Rather like Sally, I had to deal with an earth-shattering bad test grade recently. If you've ever shared in Sally's and my struggle, you know how awful it feels. You feel inadequate and just not good enough in general. Unlovable, a disappointment, a waste of time and space--it's so easy to call yourself these things after a failure. We get caught up in the enormity that school is at this point in our lives. But in reality, one bad test grade, or even failing a class, isn't as big a deal as we think it is. So what if you forgot what the Emancipation Proclamation is or how to graph quadratic equations? I'm not saying that these things aren't important, and it is true that knowing them would benefit you in some way or another (even if it isn't clear how while you're shlepping your way through 3 chapters of Chemistry). But don't destroy yourself over school. And no matter how cheesy it sounds, the important thing is trying hard. And here's the thing: doing well and trying hard are not the same thing. If you have one especially troubling subject (*cough*mathisofthedevil*cough*), or if you just can't learn as easily as everyone else, that's fine, but you giving up isn't doing yourself any good. Stick it out for a couple more years, because the times are coming when you won't have to worry about grades or report cards or tests (at least not the kind you're used to now).
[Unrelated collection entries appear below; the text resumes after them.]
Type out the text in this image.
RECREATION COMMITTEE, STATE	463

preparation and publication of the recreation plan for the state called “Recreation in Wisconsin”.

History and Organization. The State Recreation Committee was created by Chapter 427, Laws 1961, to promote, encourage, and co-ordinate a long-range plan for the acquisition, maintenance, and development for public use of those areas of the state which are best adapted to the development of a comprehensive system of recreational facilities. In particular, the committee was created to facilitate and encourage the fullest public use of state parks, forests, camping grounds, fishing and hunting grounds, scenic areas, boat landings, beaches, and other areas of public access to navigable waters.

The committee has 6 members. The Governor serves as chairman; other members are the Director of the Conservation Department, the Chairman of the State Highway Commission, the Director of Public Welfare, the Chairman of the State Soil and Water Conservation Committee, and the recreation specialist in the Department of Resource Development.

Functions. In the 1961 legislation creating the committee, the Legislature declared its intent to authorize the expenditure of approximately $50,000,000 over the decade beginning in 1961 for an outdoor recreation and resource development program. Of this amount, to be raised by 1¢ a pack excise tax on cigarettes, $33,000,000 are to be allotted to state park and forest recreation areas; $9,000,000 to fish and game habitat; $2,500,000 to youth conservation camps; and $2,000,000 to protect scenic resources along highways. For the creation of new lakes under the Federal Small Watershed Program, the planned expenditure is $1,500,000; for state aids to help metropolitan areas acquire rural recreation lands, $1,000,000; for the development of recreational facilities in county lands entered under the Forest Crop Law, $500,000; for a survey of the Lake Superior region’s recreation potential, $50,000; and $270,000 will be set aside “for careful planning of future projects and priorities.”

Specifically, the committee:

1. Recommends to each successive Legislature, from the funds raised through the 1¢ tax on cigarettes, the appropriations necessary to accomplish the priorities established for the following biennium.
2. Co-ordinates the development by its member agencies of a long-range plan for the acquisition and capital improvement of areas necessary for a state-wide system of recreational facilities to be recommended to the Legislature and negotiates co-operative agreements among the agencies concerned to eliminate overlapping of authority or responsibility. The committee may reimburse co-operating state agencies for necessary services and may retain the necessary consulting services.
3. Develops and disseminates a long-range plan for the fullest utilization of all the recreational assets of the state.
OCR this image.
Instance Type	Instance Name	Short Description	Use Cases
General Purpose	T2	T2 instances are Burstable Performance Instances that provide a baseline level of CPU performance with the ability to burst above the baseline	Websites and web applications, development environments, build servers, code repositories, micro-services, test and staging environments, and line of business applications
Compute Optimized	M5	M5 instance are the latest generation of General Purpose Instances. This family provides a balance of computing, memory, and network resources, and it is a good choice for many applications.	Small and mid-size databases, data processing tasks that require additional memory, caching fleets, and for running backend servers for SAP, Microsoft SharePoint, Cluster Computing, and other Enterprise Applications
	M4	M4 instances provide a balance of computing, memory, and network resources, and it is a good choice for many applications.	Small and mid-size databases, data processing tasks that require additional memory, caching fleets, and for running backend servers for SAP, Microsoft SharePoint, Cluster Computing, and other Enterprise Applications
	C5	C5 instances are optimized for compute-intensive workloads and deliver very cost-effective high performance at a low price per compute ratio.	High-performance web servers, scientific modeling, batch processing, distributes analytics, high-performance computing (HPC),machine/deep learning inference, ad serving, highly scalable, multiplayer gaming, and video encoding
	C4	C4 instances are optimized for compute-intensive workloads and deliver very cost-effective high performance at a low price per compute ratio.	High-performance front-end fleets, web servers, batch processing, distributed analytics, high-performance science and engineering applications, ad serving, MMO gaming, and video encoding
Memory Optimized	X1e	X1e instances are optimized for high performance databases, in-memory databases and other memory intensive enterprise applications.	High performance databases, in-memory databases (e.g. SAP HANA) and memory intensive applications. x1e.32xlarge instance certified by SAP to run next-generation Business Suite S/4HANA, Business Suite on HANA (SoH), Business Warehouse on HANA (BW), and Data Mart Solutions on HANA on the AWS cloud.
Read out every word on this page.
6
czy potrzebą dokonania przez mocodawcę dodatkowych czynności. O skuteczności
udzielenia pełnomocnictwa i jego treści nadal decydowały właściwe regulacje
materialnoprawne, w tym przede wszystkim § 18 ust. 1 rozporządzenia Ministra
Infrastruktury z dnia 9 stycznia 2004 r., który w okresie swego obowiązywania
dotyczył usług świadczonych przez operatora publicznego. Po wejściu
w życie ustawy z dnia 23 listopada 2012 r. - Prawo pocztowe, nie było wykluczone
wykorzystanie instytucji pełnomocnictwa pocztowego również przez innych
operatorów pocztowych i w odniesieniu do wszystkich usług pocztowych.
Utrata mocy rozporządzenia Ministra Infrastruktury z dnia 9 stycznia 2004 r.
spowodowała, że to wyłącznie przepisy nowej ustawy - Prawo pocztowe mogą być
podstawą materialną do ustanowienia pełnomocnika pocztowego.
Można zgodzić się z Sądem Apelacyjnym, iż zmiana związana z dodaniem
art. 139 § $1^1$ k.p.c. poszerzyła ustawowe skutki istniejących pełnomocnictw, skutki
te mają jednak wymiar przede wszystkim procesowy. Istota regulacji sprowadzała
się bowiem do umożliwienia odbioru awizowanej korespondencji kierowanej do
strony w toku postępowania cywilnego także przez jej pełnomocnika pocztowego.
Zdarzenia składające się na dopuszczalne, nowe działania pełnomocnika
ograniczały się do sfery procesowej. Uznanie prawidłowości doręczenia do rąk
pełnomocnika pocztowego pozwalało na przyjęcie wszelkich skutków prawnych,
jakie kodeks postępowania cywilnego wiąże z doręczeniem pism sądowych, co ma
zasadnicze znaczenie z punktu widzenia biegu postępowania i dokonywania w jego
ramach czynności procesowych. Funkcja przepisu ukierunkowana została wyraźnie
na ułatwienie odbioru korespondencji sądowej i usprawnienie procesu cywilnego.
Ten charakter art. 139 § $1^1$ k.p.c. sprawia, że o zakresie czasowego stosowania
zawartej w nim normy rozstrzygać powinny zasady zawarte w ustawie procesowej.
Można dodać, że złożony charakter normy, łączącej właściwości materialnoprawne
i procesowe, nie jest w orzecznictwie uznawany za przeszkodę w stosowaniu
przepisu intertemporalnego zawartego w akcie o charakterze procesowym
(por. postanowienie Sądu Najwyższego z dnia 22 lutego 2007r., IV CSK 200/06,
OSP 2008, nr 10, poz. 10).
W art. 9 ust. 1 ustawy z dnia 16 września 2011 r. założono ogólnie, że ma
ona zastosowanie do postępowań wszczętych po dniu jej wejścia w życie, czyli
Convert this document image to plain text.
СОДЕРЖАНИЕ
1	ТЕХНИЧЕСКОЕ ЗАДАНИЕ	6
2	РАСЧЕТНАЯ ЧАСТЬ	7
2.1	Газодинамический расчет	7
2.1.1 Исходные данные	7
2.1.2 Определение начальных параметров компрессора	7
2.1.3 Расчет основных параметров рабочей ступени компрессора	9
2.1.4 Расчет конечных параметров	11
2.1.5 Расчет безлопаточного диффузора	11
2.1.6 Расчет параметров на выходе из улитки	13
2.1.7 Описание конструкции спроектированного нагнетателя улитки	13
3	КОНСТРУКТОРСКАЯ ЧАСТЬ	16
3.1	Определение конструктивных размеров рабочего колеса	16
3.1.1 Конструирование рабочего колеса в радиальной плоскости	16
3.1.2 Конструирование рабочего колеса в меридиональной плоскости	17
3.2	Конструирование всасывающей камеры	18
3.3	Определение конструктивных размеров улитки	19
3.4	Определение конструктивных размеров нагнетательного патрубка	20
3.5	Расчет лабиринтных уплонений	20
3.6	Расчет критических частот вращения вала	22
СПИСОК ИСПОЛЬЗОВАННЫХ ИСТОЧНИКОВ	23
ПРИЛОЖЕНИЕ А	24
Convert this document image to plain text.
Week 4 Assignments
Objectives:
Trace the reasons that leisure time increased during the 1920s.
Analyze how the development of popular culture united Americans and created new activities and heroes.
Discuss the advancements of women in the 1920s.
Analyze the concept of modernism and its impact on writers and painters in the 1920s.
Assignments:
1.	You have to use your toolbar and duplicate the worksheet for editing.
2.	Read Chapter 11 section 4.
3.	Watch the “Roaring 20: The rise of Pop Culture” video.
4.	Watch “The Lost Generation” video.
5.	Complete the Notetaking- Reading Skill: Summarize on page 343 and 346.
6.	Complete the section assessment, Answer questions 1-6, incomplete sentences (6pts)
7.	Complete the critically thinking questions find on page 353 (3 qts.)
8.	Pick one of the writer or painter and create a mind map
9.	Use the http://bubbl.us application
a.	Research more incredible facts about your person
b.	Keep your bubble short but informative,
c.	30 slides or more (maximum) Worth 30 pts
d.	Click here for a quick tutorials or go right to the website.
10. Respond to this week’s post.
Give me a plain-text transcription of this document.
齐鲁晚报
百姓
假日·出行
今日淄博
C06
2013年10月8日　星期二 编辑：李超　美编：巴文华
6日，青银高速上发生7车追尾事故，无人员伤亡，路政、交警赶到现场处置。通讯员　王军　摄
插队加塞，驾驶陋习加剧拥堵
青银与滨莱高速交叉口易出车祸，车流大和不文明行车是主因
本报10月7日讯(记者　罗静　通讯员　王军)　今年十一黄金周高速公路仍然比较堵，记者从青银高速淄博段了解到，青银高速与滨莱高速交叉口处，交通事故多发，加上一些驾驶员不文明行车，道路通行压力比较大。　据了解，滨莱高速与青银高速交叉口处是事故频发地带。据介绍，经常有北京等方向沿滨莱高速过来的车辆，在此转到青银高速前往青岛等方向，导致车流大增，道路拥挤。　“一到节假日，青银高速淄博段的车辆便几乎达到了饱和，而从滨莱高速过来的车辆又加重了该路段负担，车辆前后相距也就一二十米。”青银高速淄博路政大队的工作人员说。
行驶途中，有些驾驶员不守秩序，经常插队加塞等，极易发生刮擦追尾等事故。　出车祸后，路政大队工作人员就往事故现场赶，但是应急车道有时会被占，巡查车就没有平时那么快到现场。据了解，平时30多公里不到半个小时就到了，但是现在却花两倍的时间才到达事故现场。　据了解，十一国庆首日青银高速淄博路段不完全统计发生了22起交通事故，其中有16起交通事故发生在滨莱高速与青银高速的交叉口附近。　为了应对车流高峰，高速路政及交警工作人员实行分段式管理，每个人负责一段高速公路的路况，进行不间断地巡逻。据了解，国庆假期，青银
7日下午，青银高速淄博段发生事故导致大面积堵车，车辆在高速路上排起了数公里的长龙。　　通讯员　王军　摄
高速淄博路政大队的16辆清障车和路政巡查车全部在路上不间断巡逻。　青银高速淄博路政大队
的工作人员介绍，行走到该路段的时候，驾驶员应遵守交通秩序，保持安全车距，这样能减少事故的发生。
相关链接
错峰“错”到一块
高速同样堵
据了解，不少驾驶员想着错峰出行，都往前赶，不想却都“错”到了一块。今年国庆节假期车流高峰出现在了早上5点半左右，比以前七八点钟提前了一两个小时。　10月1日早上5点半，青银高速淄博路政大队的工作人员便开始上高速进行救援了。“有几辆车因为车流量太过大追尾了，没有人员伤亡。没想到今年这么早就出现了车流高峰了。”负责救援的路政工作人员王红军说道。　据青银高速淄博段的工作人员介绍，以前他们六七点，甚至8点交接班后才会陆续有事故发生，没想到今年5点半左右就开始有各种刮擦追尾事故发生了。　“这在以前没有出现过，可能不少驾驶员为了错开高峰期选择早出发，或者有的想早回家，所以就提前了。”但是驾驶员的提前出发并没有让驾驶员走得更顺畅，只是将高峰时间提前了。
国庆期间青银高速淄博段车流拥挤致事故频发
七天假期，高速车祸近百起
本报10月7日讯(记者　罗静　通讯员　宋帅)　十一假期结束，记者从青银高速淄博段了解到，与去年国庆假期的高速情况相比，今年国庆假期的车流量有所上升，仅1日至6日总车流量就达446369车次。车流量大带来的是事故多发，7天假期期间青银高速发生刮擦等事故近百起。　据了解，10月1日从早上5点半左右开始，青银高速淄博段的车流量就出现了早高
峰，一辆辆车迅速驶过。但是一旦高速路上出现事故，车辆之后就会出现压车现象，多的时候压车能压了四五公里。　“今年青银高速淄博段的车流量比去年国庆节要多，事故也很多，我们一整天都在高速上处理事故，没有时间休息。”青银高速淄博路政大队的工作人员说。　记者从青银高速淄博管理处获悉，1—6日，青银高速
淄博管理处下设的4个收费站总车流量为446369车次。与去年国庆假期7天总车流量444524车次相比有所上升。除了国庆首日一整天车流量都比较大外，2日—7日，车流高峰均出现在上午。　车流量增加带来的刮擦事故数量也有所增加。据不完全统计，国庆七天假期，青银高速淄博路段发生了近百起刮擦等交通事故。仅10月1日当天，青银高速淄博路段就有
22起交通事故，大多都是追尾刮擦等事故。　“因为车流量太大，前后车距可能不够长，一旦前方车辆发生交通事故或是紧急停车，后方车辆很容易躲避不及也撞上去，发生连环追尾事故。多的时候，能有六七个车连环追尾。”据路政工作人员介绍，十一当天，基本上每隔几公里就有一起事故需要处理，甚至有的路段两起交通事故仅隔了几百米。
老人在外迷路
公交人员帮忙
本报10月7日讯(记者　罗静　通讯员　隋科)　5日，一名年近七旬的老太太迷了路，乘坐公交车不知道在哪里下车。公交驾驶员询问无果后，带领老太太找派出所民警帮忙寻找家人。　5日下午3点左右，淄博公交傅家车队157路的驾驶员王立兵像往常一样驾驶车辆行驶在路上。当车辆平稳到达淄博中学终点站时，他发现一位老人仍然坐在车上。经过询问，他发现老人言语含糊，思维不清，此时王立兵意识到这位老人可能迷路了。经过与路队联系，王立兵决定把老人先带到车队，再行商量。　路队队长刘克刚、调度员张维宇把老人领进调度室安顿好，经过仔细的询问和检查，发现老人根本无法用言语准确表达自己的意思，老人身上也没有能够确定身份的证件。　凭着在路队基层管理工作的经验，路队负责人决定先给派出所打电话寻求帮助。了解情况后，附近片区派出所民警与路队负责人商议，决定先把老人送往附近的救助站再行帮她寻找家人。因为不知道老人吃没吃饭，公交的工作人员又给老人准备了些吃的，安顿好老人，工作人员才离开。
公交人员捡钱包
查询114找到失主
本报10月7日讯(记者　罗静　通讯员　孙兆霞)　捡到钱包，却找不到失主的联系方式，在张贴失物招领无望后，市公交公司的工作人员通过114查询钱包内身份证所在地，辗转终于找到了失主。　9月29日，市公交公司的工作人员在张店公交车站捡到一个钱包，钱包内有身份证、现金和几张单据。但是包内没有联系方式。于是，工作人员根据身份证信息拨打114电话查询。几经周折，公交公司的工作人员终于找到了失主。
Have I just transitioned this rant into some kind of It Gets Better advert? Dear goodness. Why must I be so incapable of sustained fury? I'm just gonna go listen to some Hank Green rage songs.

1 comment:

  1. I totally understand your pain. My biggest complaint right now is I'm going off to college next fall and I have filled out a million scholarship applications. The thing scholarship application seem to focus the most on is extra circular activities which I'm in none. Does that mean I sit around and do nothing. absolutely not. I do tons of community service instead of being in a sport that I'm not good at. Scholarships don't understand that I'm just trying to get some money to go to school. It is disappointing to be turned down for every single scholarship I have applied for and knowing that I'm going to be in debt way over my head by the time I graduate from college.

    I have been trying so hard to get a 24 on my ACT which I'm guessing if you live in the U.S. you will be taking soon. I just got my 2nd 22 in November and it was the worst I have ever felt in my life. I felt like I had failed. I get pretty good grades, but I'm not the greatest test taker, but that doesn't matter to the ACT and colleges to them you are just a number and money in their pockets. My quest to get a higher education has been met with many challenges and has really made me feel like a failure just like you said. I want to go college so I will do whatever it takes to get me there. I am not a failure and I'm more than a test score.